I’m not suggesting this is the world’s greatest distance, but it’s probably a decent start.
The tricky part, and where I may not have answered the question you asked, is that this was when the tide was out and the sand/mud flat was exposed to the air. When the tide was fully in, most of this was in 5-10 feet of water. There certainly was an intermediate time between high and low tide when the whole flat was in 2 to 4 feet of water. But that was a pretty transitory condition. Every couple of months some goofball would take an SUV out there, get stuck, and watch it disappear completely under the sea within 4 hours or so.
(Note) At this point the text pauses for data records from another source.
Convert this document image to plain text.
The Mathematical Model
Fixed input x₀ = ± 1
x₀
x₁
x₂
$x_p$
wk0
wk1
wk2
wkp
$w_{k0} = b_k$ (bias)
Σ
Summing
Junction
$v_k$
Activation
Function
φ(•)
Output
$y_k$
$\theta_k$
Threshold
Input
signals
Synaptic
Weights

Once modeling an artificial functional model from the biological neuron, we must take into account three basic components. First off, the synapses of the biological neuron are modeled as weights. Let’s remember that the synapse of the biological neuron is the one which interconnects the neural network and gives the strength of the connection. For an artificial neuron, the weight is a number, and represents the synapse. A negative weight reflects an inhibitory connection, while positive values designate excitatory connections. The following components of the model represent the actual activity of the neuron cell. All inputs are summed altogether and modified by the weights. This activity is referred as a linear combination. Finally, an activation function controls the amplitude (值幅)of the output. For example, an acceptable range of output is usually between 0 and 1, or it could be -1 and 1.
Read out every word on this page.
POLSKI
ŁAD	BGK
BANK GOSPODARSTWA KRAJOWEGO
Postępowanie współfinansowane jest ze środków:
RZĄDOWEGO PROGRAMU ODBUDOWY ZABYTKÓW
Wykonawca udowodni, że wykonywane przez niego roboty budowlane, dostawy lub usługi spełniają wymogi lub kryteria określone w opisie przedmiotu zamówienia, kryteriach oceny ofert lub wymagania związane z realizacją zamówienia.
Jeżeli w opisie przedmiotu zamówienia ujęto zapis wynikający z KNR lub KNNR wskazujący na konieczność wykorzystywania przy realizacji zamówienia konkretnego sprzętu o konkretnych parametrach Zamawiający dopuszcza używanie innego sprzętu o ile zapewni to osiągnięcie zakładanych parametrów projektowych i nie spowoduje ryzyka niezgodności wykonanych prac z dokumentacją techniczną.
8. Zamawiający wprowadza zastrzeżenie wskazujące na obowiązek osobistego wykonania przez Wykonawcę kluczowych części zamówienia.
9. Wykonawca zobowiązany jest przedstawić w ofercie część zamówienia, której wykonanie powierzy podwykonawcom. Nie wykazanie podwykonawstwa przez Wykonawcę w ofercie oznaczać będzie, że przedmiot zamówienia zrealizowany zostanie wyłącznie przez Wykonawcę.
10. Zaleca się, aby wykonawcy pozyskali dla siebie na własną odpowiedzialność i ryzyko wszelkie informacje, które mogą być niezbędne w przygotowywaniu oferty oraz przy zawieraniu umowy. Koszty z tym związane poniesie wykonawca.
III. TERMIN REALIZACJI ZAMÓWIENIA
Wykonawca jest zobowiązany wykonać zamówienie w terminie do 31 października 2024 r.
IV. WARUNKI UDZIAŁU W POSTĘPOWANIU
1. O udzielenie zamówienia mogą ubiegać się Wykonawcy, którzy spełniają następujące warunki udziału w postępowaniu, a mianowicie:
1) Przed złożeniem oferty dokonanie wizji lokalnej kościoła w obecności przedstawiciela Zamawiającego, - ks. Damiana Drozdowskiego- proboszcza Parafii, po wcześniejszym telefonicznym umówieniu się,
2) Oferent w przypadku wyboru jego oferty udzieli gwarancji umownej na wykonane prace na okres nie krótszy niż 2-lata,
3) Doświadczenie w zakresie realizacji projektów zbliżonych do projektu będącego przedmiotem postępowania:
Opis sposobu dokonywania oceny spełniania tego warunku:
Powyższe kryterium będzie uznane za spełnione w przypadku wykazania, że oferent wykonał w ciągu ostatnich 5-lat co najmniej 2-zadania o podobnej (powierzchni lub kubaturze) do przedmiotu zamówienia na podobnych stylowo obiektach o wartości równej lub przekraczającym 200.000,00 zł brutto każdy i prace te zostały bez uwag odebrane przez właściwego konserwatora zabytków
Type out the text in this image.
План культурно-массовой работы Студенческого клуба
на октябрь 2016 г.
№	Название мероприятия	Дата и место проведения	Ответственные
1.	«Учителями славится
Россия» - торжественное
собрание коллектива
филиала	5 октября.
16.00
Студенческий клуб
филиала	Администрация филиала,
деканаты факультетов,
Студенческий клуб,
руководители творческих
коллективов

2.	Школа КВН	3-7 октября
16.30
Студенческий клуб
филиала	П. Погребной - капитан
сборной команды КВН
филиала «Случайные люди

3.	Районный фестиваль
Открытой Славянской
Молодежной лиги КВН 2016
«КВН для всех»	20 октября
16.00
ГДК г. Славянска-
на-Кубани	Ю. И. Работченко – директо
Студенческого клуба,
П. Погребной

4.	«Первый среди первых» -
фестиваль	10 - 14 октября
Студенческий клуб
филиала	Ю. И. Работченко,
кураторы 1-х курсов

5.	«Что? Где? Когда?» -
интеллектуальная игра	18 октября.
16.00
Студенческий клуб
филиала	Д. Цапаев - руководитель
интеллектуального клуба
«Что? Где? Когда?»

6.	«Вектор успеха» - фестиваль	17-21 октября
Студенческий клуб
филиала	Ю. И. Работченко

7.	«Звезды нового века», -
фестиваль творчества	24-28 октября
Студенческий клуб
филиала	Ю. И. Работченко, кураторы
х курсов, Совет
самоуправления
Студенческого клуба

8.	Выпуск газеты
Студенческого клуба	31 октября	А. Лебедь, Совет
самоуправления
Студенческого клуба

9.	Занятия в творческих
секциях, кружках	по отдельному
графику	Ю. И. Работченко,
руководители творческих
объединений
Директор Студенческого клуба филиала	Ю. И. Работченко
Oops.
I’ll offer Turnagain Arm, Alaska. It has the largest tides in North America and the mud flats at low tide go out for more than quite a ways.
The Laguna Madre in south Texas is quite shallow, averaging about 3 feet deep, and could be crossed on foot before a waterway was dredged for shipping. It’s widest point is about six miles, so you can wade out about 3 miles at the widest point.
TheSyvash is an extremely shallow swampy sea next to the Sea of Azov. It covers almost 3,000 sq kms, and almost all of it between 0.5-1 metre deep. It’s maximum width is about 50 kms, while it is about 150 kms long. The deepest point anywhere is barely 3 metres.
It is known as the Rotten sea because of the smell of decomposing vegetation in the mud.
Probably somewhere in Adam’s Bridge, aka Rama’s Bridge. Depending on your defitions. Do you count the dry sand on sand banks as land ??
Its sand spit or ismuth formation , from India to Sri Lanka
I always thought the highest tides in the world were in the Bay of Fundy, between New Brunswick and Nova Scotia, Canada.
There are a few places where it is possible to walk out onto mud and sand when the tide is low and be out of sight of land. The tide goes out for several miles. It can be quite disorientating, especially if there is a sea mist. Such places can be deadly because the land is never completely flat, there are channels and you can find yourself isolated on a sand bank with deep water in every direction.
The UK has some very high tidal ranges and there are areas where rivers flow into wide bays and create a coastal landscape dominated by tidal mud flats that extend for many miles. At some times of year there are also tidal waves, only a few are large, but they are enough to cause a tragedy if you are caught several miles from the shore.
There are a lot of factors that determine how far the tide goes out: time of year, time of day, the air pressure, the coastal landscape, the weather. I guess the furthest would persist for only when all of these factors coincide and it may only be for minutes. Whether you can wade back again to safety before you are engulfed by the tide, that is another matter.
A more certain answer would probably be from an enclosed body of water unaffected by tides.
How about 15 km? Mont Saint Michel.
So you are a Fundy mentalist?
I may have the details wrong, but I recall a passage in Erik Larsen’s “Isaac’s Storm” describing an experience by Isaac Cline’s brother Joseph during a severe blue norther to hit south Texas (supposedly the wind was so intense that it blew water out of the arm of a bay between Galveston and the Texas mainland, allowing him to wade a channel normally traversed by ocean-going ships).
Second highest tides in North America after the Bay of Fundy.
A very, very similar thread from earlier this year.
This thread reminds me of one of George Carlin’s news headlines.
“A man who was attempting to walk completely around the world drowned today.”
There is a run, called the “Not Since Moses” run where you can run on the ocean floor in Nova Scotia - yep Bay of Fundy
St Michel is a magical place, also known as Dragonstone Castle in The Game of Thrones.
Here is the view from a drone (or a dragon) during the exceptional low tide of 2015.
They are the highest in the US, but the Bay of Fundy has the highest in the world, up to 53 ft. See Bay of Fundy Tides: The Highest Tides in the World!.
I don’t know how far you can walk at low tide around Mont St. Michel in Normandy but the flood tide is said to be faster than a galloping horse, which suggests that it is running over some very flat ground.
Interesting inputs so far. I was looking for the previous thread but couldn’t find it, and at any rate there are some new candidates. I’d say that temporary location counts even if you cannot safely walk back, but I am on the fence as to whether sandbars count, depending on how water-logged they are.
In the previous thread I was thinking about offering Lake Eyre which when it appears, is on average 5 feet deep and 3668 square miles in area, but I wasn’t sure how much of it was more than 4 feet deep and thus was not walkable into.